The high penetrance of HZ seen in this study indicates a need for future prevention studies. Current American Society of Transplantation guidelines do not recommend antiviral prophylaxis (
62), and to date no formal studies of HZ prevention in SOT have been published. Because daily acyclovir is safe and has been shown to prevent the development of HZ in other immunosuppressed populations (
63–
65), prospective studies are needed to assess long-term antiviral drug prophylaxis after organ transplantation. Additionally, while the currently available HZ vaccine is contraindicated in SOT recipients (
66), future studies are needed to address the safety and efficacy of the live-attenuated virus vaccine in the pre-transplant period. Ongoing studies using a heat-killed HZ vaccine in immunosuppressed populations may provide another option for future prevention (
67).
Determining the incidence rate of HZ in SOT recipients is complicated by the diverse demographics of the population, data ascertainment from primarily outpatient records, and the inherent costs of long-term follow-up studies. The VA healthcare system database provided an efficient way to assess the incidence of HZ in large multi-center population of transplant recipients over a 10-year period. However, this analysis has strengths and limitations imposed by these data. It is probable that these data underestimate the true incidence rate in this population, as incident and recurrent cases of HZ in subjects who sought alternate clinical care outside of the VA system were not captured (
68). In addition, although rates of post-herpetic neuralgia are similar to rates in other post-transplant populations (
9), higher rates reported by others suggest that we may also underestimate the frequency of this complication (
10). Because of our use of ICD-9 coding, we could not assess invasive HZ complications or dissemination, both of which may be higher in SOT recipients (
69). Furthermore, data on bacterial super-infection need to be assessed in future prospective studies. Most importantly, we could not address critical treatment-related risk factors, such as immunosuppressive regimen and concomitant antiviral therapy, as other studies have done (
10,
13). However, our data are strengthened by the size and multi-center nature of the cohort, the length of long-term follow-up, and the racial and ethnic diversity of the VA population. Furthermore, since our incidence rates are likely conservative, they could be useful for developing appropriately powered clinical trials in HZ prevention.

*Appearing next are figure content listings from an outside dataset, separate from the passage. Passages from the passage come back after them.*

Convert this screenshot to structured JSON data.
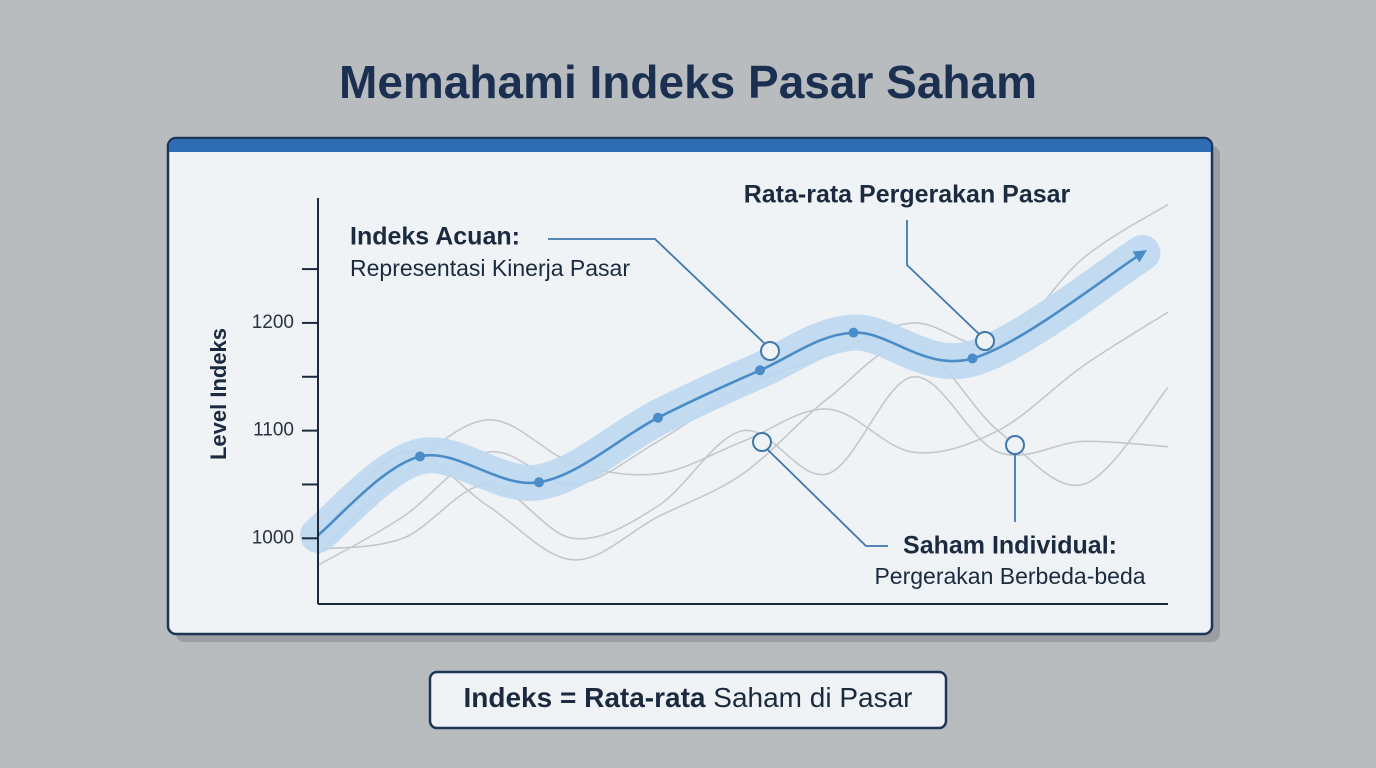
{
  "chart_data": {
    "type": "line",
    "title": "Memahami Indeks Pasar Saham",
    "y_label": "Level Indeks",
    "xlim": [
      0,
      100
    ],
    "ylim": [
      939,
      1316
    ],
    "yticks": [
      1000,
      1100,
      1200
    ],
    "minor_yticks": [
      1050,
      1150,
      1250
    ],
    "annotations": {
      "benchmark_title": "Indeks Acuan:",
      "benchmark_text": "Representasi Kinerja Pasar",
      "average": "Rata-rata Pergerakan Pasar",
      "individual_title": "Saham Individual:",
      "individual_text": "Pergerakan Berbeda-beda"
    },
    "formula": {
      "bold": "Indeks = Rata-rata",
      "rest": " Saham di Pasar"
    },
    "index": {
      "color": "#4a8cc7",
      "band_color": "#bcd8f1",
      "x": [
        0,
        12,
        26,
        40,
        52,
        63,
        77,
        97
      ],
      "values": [
        1003,
        1076,
        1052,
        1112,
        1156,
        1191,
        1167,
        1265
      ]
    },
    "stocks": [
      {
        "color": "#c4c7cb",
        "values": [
          975,
          1020,
          1080,
          1050,
          1090,
          1140,
          1170,
          1200,
          1180,
          1260,
          1310
        ]
      },
      {
        "color": "#c4c7cb",
        "values": [
          985,
          1060,
          1110,
          1070,
          1060,
          1090,
          1120,
          1080,
          1100,
          1160,
          1210
        ]
      },
      {
        "color": "#c4c7cb",
        "values": [
          990,
          1000,
          1050,
          1000,
          1030,
          1100,
          1060,
          1150,
          1080,
          1090,
          1085
        ]
      },
      {
        "color": "#c4c7cb",
        "values": [
          1000,
          1080,
          1030,
          980,
          1020,
          1060,
          1130,
          1180,
          1100,
          1050,
          1140
        ]
      }
    ],
    "stocks_x": [
      0,
      10,
      20,
      30,
      40,
      50,
      60,
      70,
      80,
      90,
      100
    ]
  }
}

In summary, in this cohort of VA SOT recipients, we found that HZ was a common infectious complication in the post-transplant period. African Americans, subjects receiving heart transplants, and older transplant recipients appeared to have the highest incidence rates of HZ. In addition, in time-dependent analyses, African Americans, subjects who developed organ rejection and older transplant recipients appeared to have higher rates of HZ. The rates of HZ seen during long-term follow-up of this multi-center cohort confirm findings from other large retrospective studies, and provide additional support for future studies in HZ prevention.